Today, Maelyn’s hip X-rays show normal development. She walks evenly on both feet and reports that she is pain-free.
It’s never just in and out and rushing you through your visit. It’s a personal experience.
Jackson is a smiley 7-year-old who loves playing video games and soccer. He was able to find answers about his own health, thanks to the watchful eye of his sister’s doctor. During Maelyn’s care journey, Kara sought an opinion from Dr. Muchow about Jackson.
Jackson is a twin and was not meeting his milestones at the same time as his brother, Kara said.
“With each milestone, he got progressively more behind,” she said. “I was noticing at this point he was walking unevenly and just carried his right side differently.”
Dr. Muchow suggested that Jackson may have suffered a brain injury, and he referred the family to a neurologist, who confirmed Jackson has cerebral palsy (CP), which was caused by a stroke in infancy.

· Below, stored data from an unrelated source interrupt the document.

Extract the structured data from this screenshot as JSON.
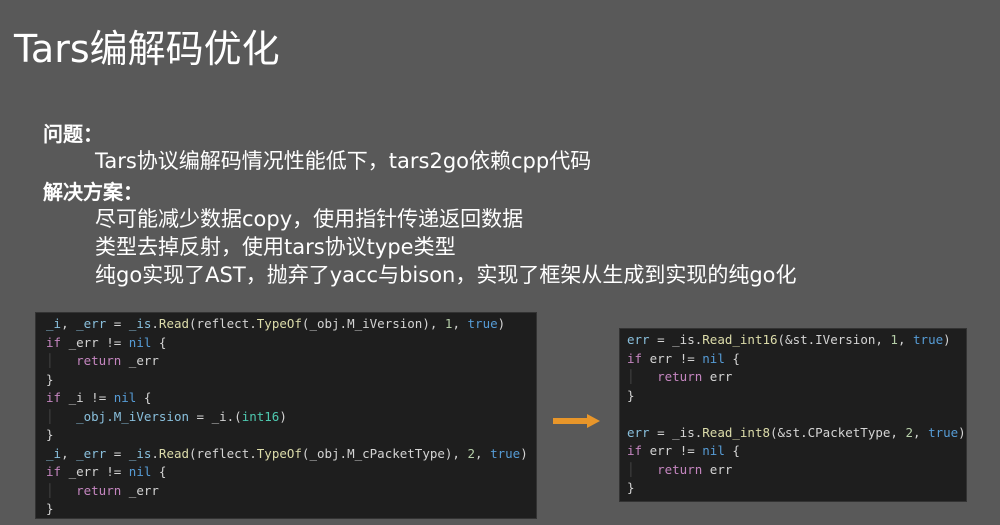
{
  "title": "Tars编解码优化",
  "problem": {
    "heading": "问题：",
    "text": "Tars协议编解码情况性能低下，tars2go依赖cpp代码"
  },
  "solution": {
    "heading": "解决方案：",
    "items": [
      "尽可能减少数据copy，使用指针传递返回数据",
      "类型去掉反射，使用tars协议type类型",
      "纯go实现了AST，抛弃了yacc与bison，实现了框架从生成到实现的纯go化"
    ]
  },
  "arrow_color": "#e8962a",
  "code_before": [
    [
      [
        "var",
        "_i"
      ],
      [
        "plain",
        ", "
      ],
      [
        "var",
        "_err"
      ],
      [
        "plain",
        " = "
      ],
      [
        "var",
        "_is"
      ],
      [
        "plain",
        "."
      ],
      [
        "fn",
        "Read"
      ],
      [
        "plain",
        "(reflect."
      ],
      [
        "fn",
        "TypeOf"
      ],
      [
        "plain",
        "(_obj.M_iVersion), "
      ],
      [
        "num",
        "1"
      ],
      [
        "plain",
        ", "
      ],
      [
        "const",
        "true"
      ],
      [
        "plain",
        ")"
      ]
    ],
    [
      [
        "kw",
        "if"
      ],
      [
        "plain",
        " _err != "
      ],
      [
        "const",
        "nil"
      ],
      [
        "plain",
        " {"
      ]
    ],
    [
      [
        "guard",
        "│   "
      ],
      [
        "kw",
        "return"
      ],
      [
        "plain",
        " _err"
      ]
    ],
    [
      [
        "plain",
        "}"
      ]
    ],
    [
      [
        "kw",
        "if"
      ],
      [
        "plain",
        " _i != "
      ],
      [
        "const",
        "nil"
      ],
      [
        "plain",
        " {"
      ]
    ],
    [
      [
        "guard",
        "│   "
      ],
      [
        "var",
        "_obj.M_iVersion"
      ],
      [
        "plain",
        " = _i.("
      ],
      [
        "type",
        "int16"
      ],
      [
        "plain",
        ")"
      ]
    ],
    [
      [
        "plain",
        "}"
      ]
    ],
    [
      [
        "var",
        "_i"
      ],
      [
        "plain",
        ", "
      ],
      [
        "var",
        "_err"
      ],
      [
        "plain",
        " = "
      ],
      [
        "var",
        "_is"
      ],
      [
        "plain",
        "."
      ],
      [
        "fn",
        "Read"
      ],
      [
        "plain",
        "(reflect."
      ],
      [
        "fn",
        "TypeOf"
      ],
      [
        "plain",
        "(_obj.M_cPacketType), "
      ],
      [
        "num",
        "2"
      ],
      [
        "plain",
        ", "
      ],
      [
        "const",
        "true"
      ],
      [
        "plain",
        ")"
      ]
    ],
    [
      [
        "kw",
        "if"
      ],
      [
        "plain",
        " _err != "
      ],
      [
        "const",
        "nil"
      ],
      [
        "plain",
        " {"
      ]
    ],
    [
      [
        "guard",
        "│   "
      ],
      [
        "kw",
        "return"
      ],
      [
        "plain",
        " _err"
      ]
    ],
    [
      [
        "plain",
        "}"
      ]
    ]
  ],
  "code_after": [
    [
      [
        "var",
        "err"
      ],
      [
        "plain",
        " = _is."
      ],
      [
        "fn",
        "Read_int16"
      ],
      [
        "plain",
        "(&st.IVersion, "
      ],
      [
        "num",
        "1"
      ],
      [
        "plain",
        ", "
      ],
      [
        "const",
        "true"
      ],
      [
        "plain",
        ")"
      ]
    ],
    [
      [
        "kw",
        "if"
      ],
      [
        "plain",
        " err != "
      ],
      [
        "const",
        "nil"
      ],
      [
        "plain",
        " {"
      ]
    ],
    [
      [
        "guard",
        "│   "
      ],
      [
        "kw",
        "return"
      ],
      [
        "plain",
        " err"
      ]
    ],
    [
      [
        "plain",
        "}"
      ]
    ],
    [
      [
        "plain",
        " "
      ]
    ],
    [
      [
        "var",
        "err"
      ],
      [
        "plain",
        " = _is."
      ],
      [
        "fn",
        "Read_int8"
      ],
      [
        "plain",
        "(&st.CPacketType, "
      ],
      [
        "num",
        "2"
      ],
      [
        "plain",
        ", "
      ],
      [
        "const",
        "true"
      ],
      [
        "plain",
        ")"
      ]
    ],
    [
      [
        "kw",
        "if"
      ],
      [
        "plain",
        " err != "
      ],
      [
        "const",
        "nil"
      ],
      [
        "plain",
        " {"
      ]
    ],
    [
      [
        "guard",
        "│   "
      ],
      [
        "kw",
        "return"
      ],
      [
        "plain",
        " err"
      ]
    ],
    [
      [
        "plain",
        "}"
      ]
    ]
  ]
}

Cerebral palsy impacts each person differently. Jackson’s CP causes weakness in his right side. He sees Dr. Muchow, who monitors his hips and legs, and also Scott Riley, M.D., the hand and upper extremity specialist at Shriners Children’s Lexington, who monitors his arm and hand.
He regularly has movement studies done in the motion analysis center at Shriners Children’s Lexington, to determine if his condition is changing over time. These studies use some of the same technical special effects used in movies and video games, to collect information that helps doctors guide treatment.
At his most recent appointment, Jackson got a great report and shared that he is feeling “good!”
A Strong Trust
For Kara, Shriners Children’s has become a safe place, a second home for her children.
“I have full faith in Shriners,” she said. “It’s hard sometimes to trust doctors, but I fully trust our doctors here.”
Kara said she particularly loves that each of her children receives the attention they need.
“It’s never just in and out and rushing you through your visit,” she said. “It’s a personal experience.”